市場を使用する事はあっても城下町のお店を覗いた事のない私にとって、目に映る光景はどれも新鮮で面白いものばかりだ。
「…アニ様。本当に馬車ではなくて宜しかったのですか?」
「う、うん…!偶には歩いてお店を見るのも良いかと思って」
サニーからはお城専用の馬車を勧められたが、『平民の私が馬車を使用するなんて……』と考えた結果遠慮した。

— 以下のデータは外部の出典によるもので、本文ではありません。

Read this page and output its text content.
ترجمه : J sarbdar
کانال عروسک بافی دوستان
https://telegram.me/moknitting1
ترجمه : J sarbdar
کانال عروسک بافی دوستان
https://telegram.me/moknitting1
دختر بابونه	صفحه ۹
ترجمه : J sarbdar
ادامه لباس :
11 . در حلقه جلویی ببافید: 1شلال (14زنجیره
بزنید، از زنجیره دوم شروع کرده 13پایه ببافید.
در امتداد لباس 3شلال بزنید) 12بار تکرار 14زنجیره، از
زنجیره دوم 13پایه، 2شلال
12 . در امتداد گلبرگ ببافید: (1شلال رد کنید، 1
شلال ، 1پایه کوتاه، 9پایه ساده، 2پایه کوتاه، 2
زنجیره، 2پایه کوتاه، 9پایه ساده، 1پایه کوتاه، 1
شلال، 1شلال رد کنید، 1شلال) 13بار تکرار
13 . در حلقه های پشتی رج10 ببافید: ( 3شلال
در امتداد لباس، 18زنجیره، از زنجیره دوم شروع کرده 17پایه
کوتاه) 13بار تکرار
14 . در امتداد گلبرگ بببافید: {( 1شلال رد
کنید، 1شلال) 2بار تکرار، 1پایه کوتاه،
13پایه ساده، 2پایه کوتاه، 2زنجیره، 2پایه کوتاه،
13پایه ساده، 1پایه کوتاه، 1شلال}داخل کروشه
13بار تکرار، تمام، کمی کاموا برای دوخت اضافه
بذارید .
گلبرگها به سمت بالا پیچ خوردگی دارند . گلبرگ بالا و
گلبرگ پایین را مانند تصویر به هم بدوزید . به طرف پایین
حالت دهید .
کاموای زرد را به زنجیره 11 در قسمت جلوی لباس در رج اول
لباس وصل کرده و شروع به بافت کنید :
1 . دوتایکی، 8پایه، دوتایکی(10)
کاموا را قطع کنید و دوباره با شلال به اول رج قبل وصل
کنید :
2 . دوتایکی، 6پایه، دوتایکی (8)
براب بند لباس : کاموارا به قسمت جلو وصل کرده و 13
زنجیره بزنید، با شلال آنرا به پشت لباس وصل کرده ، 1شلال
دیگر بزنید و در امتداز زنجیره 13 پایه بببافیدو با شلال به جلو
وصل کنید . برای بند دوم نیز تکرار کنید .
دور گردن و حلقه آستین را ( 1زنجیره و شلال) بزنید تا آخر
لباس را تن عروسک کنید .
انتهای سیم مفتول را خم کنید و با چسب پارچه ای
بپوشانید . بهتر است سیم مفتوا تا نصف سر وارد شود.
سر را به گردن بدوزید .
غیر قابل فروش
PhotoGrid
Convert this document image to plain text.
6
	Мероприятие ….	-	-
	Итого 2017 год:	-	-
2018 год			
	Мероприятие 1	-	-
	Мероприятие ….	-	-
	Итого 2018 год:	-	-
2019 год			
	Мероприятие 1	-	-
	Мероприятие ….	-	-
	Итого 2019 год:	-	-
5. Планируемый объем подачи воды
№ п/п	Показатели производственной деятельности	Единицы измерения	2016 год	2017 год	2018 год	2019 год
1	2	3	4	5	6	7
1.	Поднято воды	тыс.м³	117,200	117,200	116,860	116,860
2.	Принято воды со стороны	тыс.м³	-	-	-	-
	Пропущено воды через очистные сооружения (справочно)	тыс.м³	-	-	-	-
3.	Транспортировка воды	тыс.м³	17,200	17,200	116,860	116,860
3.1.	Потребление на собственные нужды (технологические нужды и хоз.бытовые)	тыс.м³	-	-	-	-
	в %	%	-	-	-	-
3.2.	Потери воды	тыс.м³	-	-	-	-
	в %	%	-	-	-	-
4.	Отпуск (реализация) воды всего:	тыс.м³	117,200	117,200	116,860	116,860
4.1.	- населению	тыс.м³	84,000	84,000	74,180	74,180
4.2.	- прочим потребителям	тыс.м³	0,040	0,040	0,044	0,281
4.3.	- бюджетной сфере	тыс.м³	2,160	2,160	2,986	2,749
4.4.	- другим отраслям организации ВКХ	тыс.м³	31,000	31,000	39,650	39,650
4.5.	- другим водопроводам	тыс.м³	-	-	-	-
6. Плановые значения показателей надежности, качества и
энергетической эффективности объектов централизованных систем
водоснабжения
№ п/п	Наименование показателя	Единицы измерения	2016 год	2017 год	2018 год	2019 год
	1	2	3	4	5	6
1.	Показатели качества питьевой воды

一度強制的に馬車には乗っているが、それはそれは乗り心地が良く、思わず癖になりそうだった。
…ただ、あの時の馬車の雰囲気だけは最悪だった。
「あれって…」
商店街を歩いていた時、看板に『フラワーショップ・カレン』と書かれたお店を発見した私は思わず目を輝かせた。
「花屋ね!」
「フラワーショップ・カレンと言いますと、確か貴族御用達と噂されるお店ですね」
「へ~、そうなの」
そう言えば、以前アイルさんが話していた気がする。
帝国の貴族がご利用する有名な花屋が城下町の商店街にある…と。
……そう言えば、アイルさんは大丈夫かな。
そろそろ、お菓子の作り置きがなくなる頃だけど。